ShowTable of Contents
Introduction
When is it important to understand performance of the IBM® Lotus® Sametime® user experience? And how do you do it?
The simple answer to the first question is all the time. In my workings with enterprise deployments, I have learned that it is not sufficient to know the status or performance of individual points along the way; rather, it requires a higher-level view. There are many moving parts that change and that affect performance on any given day.
What often is missing is the measurement and understanding of the entire path from client to server. Our teams are measured by the user experience; why not measure the performance of the client experiences?
Obviously, there are times when there's churn within the software environment supporting both client and server, in which case, it is important to understand any delta that has occurred as a result of the initiated changes. An example of this are fixes that are applied to deal with a performance issue or fixes that may negatively impact performance but are necessary.
Both situations require an understanding of what is being gained or lost, so as to best evaluate whether the changes are complete or need additional focus before considering the issue closed.
Beyond the server code-levels changes, there can be environmental changes that affect how users interact with the Sametime solution, and that can be critical to how the systems are providing their intended productivity tasks. Network path changes, firewall updates, and OS-level patches are just a few of the updates outside the server/client software that can be crucial in determining whether the environment's performance is acceptable.
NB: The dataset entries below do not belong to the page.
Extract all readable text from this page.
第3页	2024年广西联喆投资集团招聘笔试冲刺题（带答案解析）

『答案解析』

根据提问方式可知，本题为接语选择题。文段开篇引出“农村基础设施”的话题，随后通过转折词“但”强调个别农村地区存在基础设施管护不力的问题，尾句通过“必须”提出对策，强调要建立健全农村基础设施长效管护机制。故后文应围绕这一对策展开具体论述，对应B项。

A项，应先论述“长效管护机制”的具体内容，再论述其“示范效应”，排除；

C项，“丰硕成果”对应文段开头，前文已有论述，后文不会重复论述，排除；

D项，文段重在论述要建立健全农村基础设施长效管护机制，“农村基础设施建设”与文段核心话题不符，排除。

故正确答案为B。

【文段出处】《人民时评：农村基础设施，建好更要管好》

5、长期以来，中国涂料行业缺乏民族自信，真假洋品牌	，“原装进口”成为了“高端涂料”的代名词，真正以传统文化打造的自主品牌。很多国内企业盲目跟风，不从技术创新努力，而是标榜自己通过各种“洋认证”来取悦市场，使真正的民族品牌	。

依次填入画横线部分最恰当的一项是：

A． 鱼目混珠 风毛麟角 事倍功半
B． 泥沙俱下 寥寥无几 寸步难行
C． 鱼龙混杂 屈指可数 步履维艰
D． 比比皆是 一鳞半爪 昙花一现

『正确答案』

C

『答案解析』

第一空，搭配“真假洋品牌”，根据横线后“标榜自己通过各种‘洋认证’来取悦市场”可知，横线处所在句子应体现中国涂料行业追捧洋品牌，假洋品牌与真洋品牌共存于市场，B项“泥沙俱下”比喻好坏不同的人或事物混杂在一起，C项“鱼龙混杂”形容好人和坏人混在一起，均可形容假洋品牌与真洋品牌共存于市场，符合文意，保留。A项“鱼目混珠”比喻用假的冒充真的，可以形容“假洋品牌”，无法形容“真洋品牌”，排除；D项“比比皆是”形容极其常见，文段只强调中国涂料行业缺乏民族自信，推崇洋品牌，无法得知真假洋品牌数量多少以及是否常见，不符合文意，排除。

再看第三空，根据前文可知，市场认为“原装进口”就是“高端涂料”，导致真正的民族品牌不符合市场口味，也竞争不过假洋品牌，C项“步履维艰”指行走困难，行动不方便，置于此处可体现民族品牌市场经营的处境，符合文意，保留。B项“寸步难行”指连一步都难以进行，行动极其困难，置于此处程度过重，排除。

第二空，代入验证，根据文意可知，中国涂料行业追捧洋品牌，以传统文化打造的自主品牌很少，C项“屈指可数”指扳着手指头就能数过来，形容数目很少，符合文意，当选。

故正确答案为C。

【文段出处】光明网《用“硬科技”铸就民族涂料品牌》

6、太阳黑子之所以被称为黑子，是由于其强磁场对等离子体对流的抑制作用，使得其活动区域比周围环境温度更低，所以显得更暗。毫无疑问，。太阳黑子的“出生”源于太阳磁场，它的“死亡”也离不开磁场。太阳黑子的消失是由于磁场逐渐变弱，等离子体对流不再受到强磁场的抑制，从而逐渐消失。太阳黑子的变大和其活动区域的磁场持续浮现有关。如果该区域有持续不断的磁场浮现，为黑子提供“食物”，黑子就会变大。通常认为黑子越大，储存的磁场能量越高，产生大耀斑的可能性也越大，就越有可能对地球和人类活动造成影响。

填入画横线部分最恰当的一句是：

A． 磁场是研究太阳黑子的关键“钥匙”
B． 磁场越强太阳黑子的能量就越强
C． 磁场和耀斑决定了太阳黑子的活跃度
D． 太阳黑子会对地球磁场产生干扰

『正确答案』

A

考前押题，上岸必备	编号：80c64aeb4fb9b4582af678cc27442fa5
These kinds of changes are not always well communicated company-wide and can affect only certain geographic areas, depending on where the changes occur and the network topology of any given region.
In short, when dealing with an enterprise solution supporting thousands or hundreds of thousands of users, it is best to be proactive in understanding how those users are experiencing the solution. This means creating or purchasing tools that constantly monitor the user experience and are able to clearly display and compare this information, to make the most use of it. This article explains the Watchit tool, available for no charge, which does just that.
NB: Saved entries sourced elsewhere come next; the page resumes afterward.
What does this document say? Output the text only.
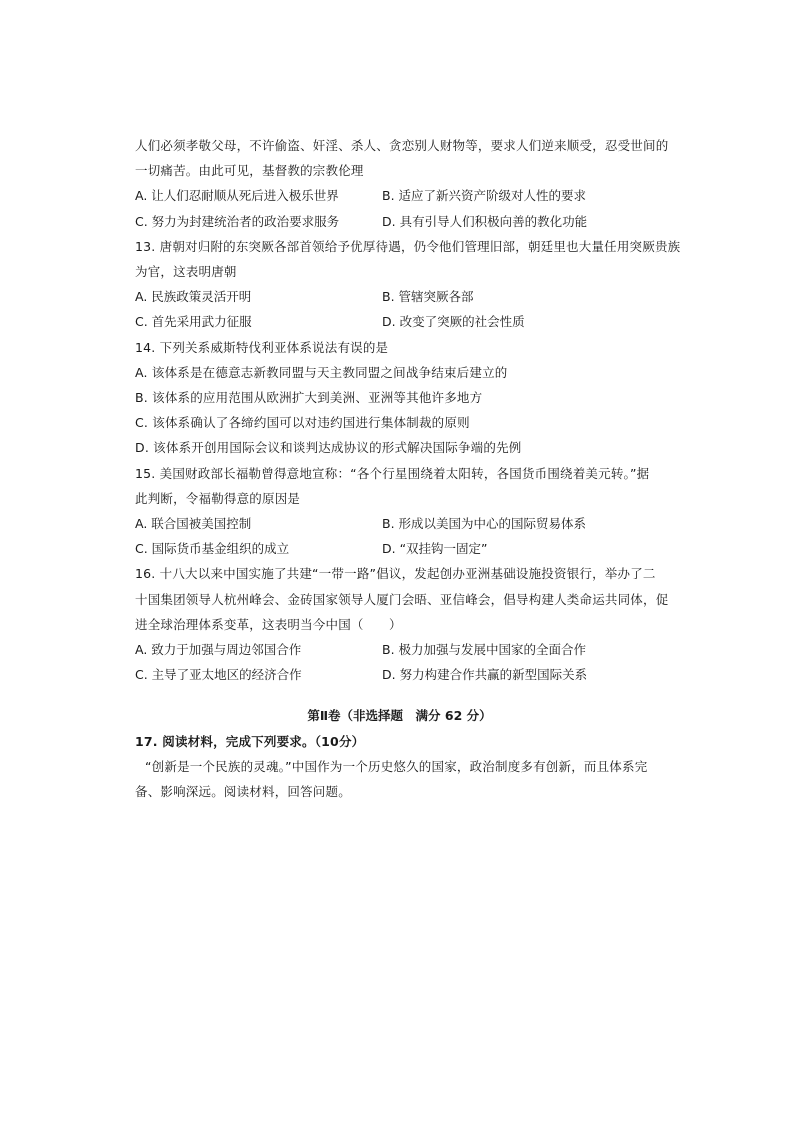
人们必须孝敬父母，不许偷盗、奸淫、杀人、贪恋别人财物等，要求人们逆来顺受，忍受世间的
一切痛苦。由此可见，基督教的宗教伦理
A. 让人们忍耐顺从死后进入极乐世界	B. 适应了新兴资产阶级对人性的要求
C. 努力为封建统治者的政治要求服务	D. 具有引导人们积极向善的教化功能
13. 唐朝对归附的东突厥各部首领给予优厚待遇，仍令他们管理旧部，朝廷里也大量任用突厥贵族
为官，这表明唐朝
A. 民族政策灵活开明	B. 管辖突厥各部
C. 首先采用武力征服	D. 改变了突厥的社会性质
14. 下列关系威斯特伐利亚体系说法有误的是
A. 该体系是在德意志新教同盟与天主教同盟之间战争结束后建立的
B. 该体系的应用范围从欧洲扩大到美洲、亚洲等其他许多地方
C. 该体系确认了各缔约国可以对违约国进行集体制裁的原则
D. 该体系开创用国际会议和谈判达成协议的形式解决国际争端的先例
15. 美国财政部长福勒曾得意地宣称：“各个行星围绕着太阳转，各国货币围绕着美元转。”据
此判断，令福勒得意的原因是
A. 联合国被美国控制	B. 形成以美国为中心的国际贸易体系
C. 国际货币基金组织的成立	D. “双挂钩一固定”
16. 十八大以来中国实施了共建“一带一路”倡议，发起创办亚洲基础设施投资银行，举办了二
十国集团领导人杭州峰会、金砖国家领导人厦门会晤、亚信峰会，倡导构建人类命运共同体，促
进全球治理体系变革，这表明当今中国（　　）
A. 致力于加强与周边邻国合作	B. 极力加强与发展中国家的全面合作
C. 主导了亚太地区的经济合作	D. 努力构建合作共赢的新型国际关系
第Ⅱ卷（非选择题　满分 62 分）
17. 阅读材料，完成下列要求。（10分）
“创新是一个民族的灵魂。”中国作为一个历史悠久的国家，政治制度多有创新，而且体系完
备、影响深远。阅读材料，回答问题。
Why understanding user performance is so critical
Recently we worked with a customer who was in the middle of some changes to their Lotus Sametime environment and struggling with how to actually measure the effect of their changes. These configuration changes were relative to their existing production environment as well as to the creation of a totally new environment.
Thus it was necessary to fully understand the performance of their current production system, supporting over 100,000 users, and how their newly designed and upgraded environment would perform under a similar load. Much was changing in the new environment, including the directory, cluster configurations, and server/client versions.
There were many moving parts that would be hard to measure individually, but the basic need was to understand what performance the end user would expect when the switch-over to the new environment began.
To be able to guess at what performance would be in the new configuration, it was important to know exactly what users currently saw in each geographical area. The existing customer environment consisted of business units throughout the world, with the server clusters located in the United States.
Some of the reasons to take a client view of performance are:
1. Software is measured by the end user productivity, not by server performance.
2. There are many factors, both hardware and software, that impact end user satisfaction.
3. Users in one geographical area may experience varying degrees of performance, but the server shows only a centric view of how well the services are supporting users' tasks.
This is not to say that server statistics are not an important part of the puzzle, but they are certainly not the whole picture. Server statistics can provide valuable insight to how each piece of the entire structure is functioning, but it cannot illustrate how users actually see the solution.
Sametime server stats such as those listed below are easily viewed from the server and provide a good view of the workload the current solution is providing.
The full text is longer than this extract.